Lorsque la crise des subprimes éclate, les autorités font le constat de l’échec du libéralisme. C’est le retour de balancier : les banques sont davantage contrôlées et les réglementations à leur égard sont renforcées. "Les exigences de fonds propres ont grimpé ce qui fait qu’aujourd’hui, en Europe, les banques ont deux fois plus de fonds propres qu’en 2007. Ces exigences pèsent sur leur rentabilité", ajoute Arnaud Delaunay. A cela il faut parfois ajouter le montant de certaines amendes. On se souviendra de l’amende record de près de 10 milliards de dollars qu’a dû payer BNP Paribas. "Jamais on n’aurait vu une telle chasse aux sorcières au début des années 2000. Le secteur bancaire est très mal perçu. A ces éléments, il convient encore d’ajouter l’impact des taux d’intérêt au plancher même si l’impact sur les marges des banques ne se fait ressentir que sur le moyen et long terme", note Arnaud Delaunay.
Des fusions inévitables
Ce qui inquiète davantage cet analyste c’est le surcroît et donc le surcoût lié aux réglementations. De plus, le secteur financier est en pleine évolution et est frappé de plein fouet par la révolution digitale.

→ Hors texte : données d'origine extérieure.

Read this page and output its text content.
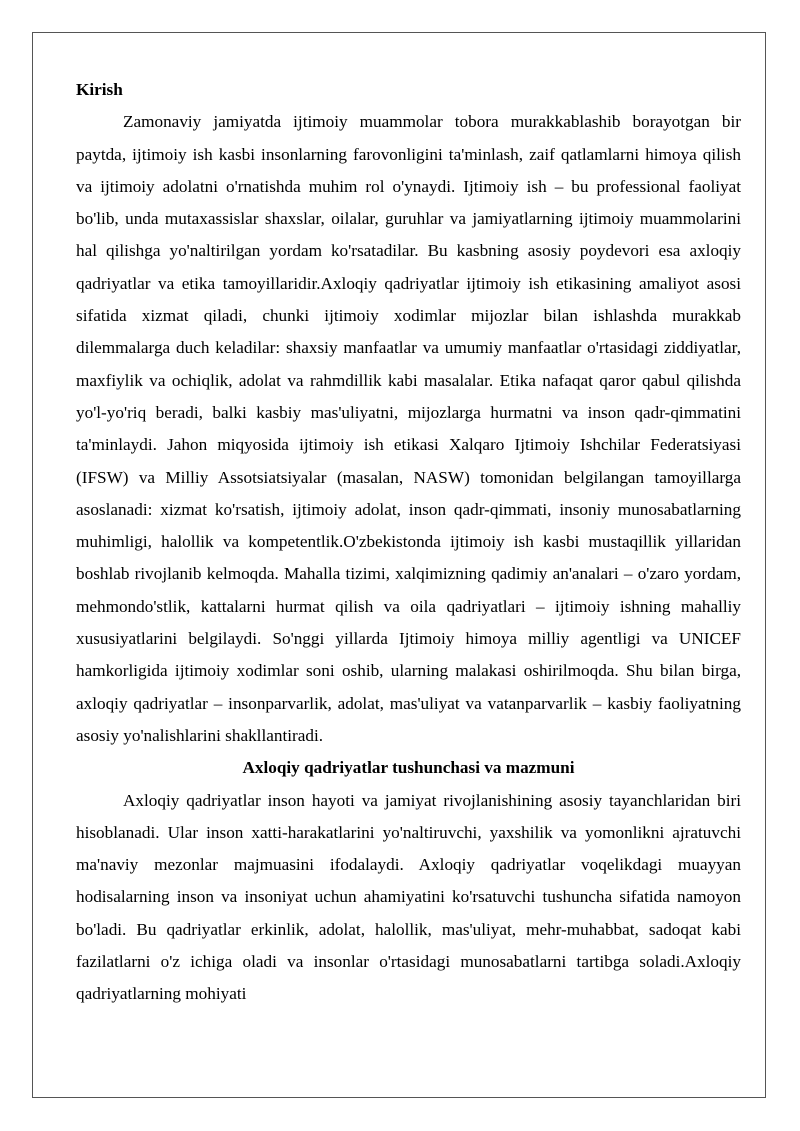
Kirish

Zamonaviy jamiyatda ijtimoiy muammolar tobora murakkablashib borayotgan bir paytda, ijtimoiy ish kasbi insonlarning farovonligini ta'minlash, zaif qatlamlarni himoya qilish va ijtimoiy adolatni o'rnatishda muhim rol o'ynaydi. Ijtimoiy ish – bu professional faoliyat bo'lib, unda mutaxassislar shaxslar, oilalar, guruhlar va jamiyatlarning ijtimoiy muammolarini hal qilishga yo'naltirilgan yordam ko'rsatadilar. Bu kasbning asosiy poydevori esa axloqiy qadriyatlar va etika tamoyillaridir.Axloqiy qadriyatlar ijtimoiy ish etikasining amaliyot asosi sifatida xizmat qiladi, chunki ijtimoiy xodimlar mijozlar bilan ishlashda murakkab dilemmalarga duch keladilar: shaxsiy manfaatlar va umumiy manfaatlar o'rtasidagi ziddiyatlar, maxfiylik va ochiqlik, adolat va rahmdillik kabi masalalar. Etika nafaqat qaror qabul qilishda yo'l-yo'riq beradi, balki kasbiy mas'uliyatni, mijozlarga hurmatni va inson qadr-qimmatini ta'minlaydi. Jahon miqyosida ijtimoiy ish etikasi Xalqaro Ijtimoiy Ishchilar Federatsiyasi (IFSW) va Milliy Assotsiatsiyalar (masalan, NASW) tomonidan belgilangan tamoyillarga asoslanadi: xizmat ko'rsatish, ijtimoiy adolat, inson qadr-qimmati, insoniy munosabatlarning muhimligi, halollik va kompetentlik.O'zbekistonda ijtimoiy ish kasbi mustaqillik yillaridan boshlab rivojlanib kelmoqda. Mahalla tizimi, xalqimizning qadimiy an'analari – o'zaro yordam, mehmondo'stlik, kattalarni hurmat qilish va oila qadriyatlari – ijtimoiy ishning mahalliy xususiyatlarini belgilaydi. So'nggi yillarda Ijtimoiy himoya milliy agentligi va UNICEF hamkorligida ijtimoiy xodimlar soni oshib, ularning malakasi oshirilmoqda. Shu bilan birga, axloqiy qadriyatlar – insonparvarlik, adolat, mas'uliyat va vatanparvarlik – kasbiy faoliyatning asosiy yo'nalishlarini shakllantiradi.

Axloqiy qadriyatlar tushunchasi va mazmuni

Axloqiy qadriyatlar inson hayoti va jamiyat rivojlanishining asosiy tayanchlaridan biri hisoblanadi. Ular inson xatti-harakatlarini yo'naltiruvchi, yaxshilik va yomonlikni ajratuvchi ma'naviy mezonlar majmuasini ifodalaydi. Axloqiy qadriyatlar voqelikdagi muayyan hodisalarning inson va insoniyat uchun ahamiyatini ko'rsatuvchi tushuncha sifatida namoyon bo'ladi. Bu qadriyatlar erkinlik, adolat, halollik, mas'uliyat, mehr-muhabbat, sadoqat kabi fazilatlarni o'z ichiga oladi va insonlar o'rtasidagi munosabatlarni tartibga soladi.Axloqiy qadriyatlarning mohiyati
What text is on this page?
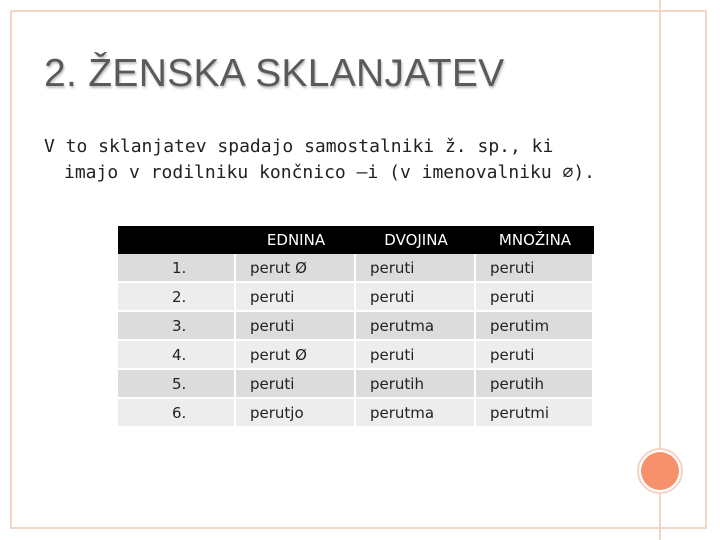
2. ŽENSKA SKLANJATEV
V to sklanjatev spadajo samostalniki ž. sp., ki
imajo v rodilniku končnico –i (v imenovalniku ∅).
	EDNINA	DVOJINA	MNOŽINA
1.	perut Ø	peruti	peruti
2.	peruti	peruti	peruti
3.	peruti	perutma	perutim
4.	perut Ø	peruti	peruti
5.	peruti	perutih	perutih
6.	perutjo	perutma	perutmi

A noter encore que dans certaines banques la pyramide des âges des cadres n’était pas équilibrée en raison des engagements qui ont été effectués dans les années 80. Face à tous ces facteurs, les banques n’ont pas le choix : elles doivent revoir leur business model et entamer des restructurations. "Selon l’agence Bloomberg, depuis 2008 ce sont près de 600 000 personnes qui ont perdu leur emploi dans ce secteur à travers le monde mais surtout aux Etats-Unis. Un acteur comme Citigroup a ainsi dû licencier un tiers de ses effectifs. L’Europe a toujours un temps de retard. Nous sommes dans cette vague pour le moment", estime Arnaud Delaunay. Ces licenciements vont s’étaler dans le temps puisque l’on parle de plans à l’horizon 2018 ou 2020 (voir infographie).
On peut également s’attendre à des fusions dans ce secteur et ce, surtout en Italie où le marché bancaire est encore assez atomisé. Le processus de restructuration est donc bien lancé et est "nécessaire" : ce secteur est très concurrentiel, est un gros pourvoyeur d’emplois et est surtout un agent économique indispensable au bon fonctionnement d’une économie.
Le statut d’indépendant comme porte de secours ?
Depuis sa création, le Crédit communal, devenu depuis lors Belfius, travaille avec un réseau d’indépendants pour gérer la majorité de ses agences. Les fonds de commerce des agences restent la propriété de Belfius mais les indépendants qui peuvent avoir plusieurs agences en réseau dirigent ces antennes comme de véritables chefs d’entreprise. Ils sont rémunérés par la banque, non pas sous forme de salaires mais sur base de commissions.
Moins d’avantages sociaux
Ce modèle inspire désormais d’autres banques. On entend que BNP Paribas Fortis et ING envisageraient de modifier le statut de certains gérants d’agences et de les faire passer sous le régime des indépendants. Quel est l’intérêt de cette opération ? "D’une part, les agents indépendants et leurs employés ne sont pas sur le payroll de la banque. Les collaborateurs qui sont engagés sous ces statuts le sont en général à des tarifs correspondant à une décote de 10 à 15 % par rapport aux employés du siège. Par ailleurs, ils ne bénéficient pas de certains avantages sociaux comme l’assurance de groupe. Ils dépendent du payroll de l’agent indépendant. Quand le système de commissionnement des agences est revu à la baisse, ce sont les agents indépendants qui doivent licencier leurs collaborateurs pour maintenir leurs marges et ce n’est pas la banque", explique un observateur du secteur.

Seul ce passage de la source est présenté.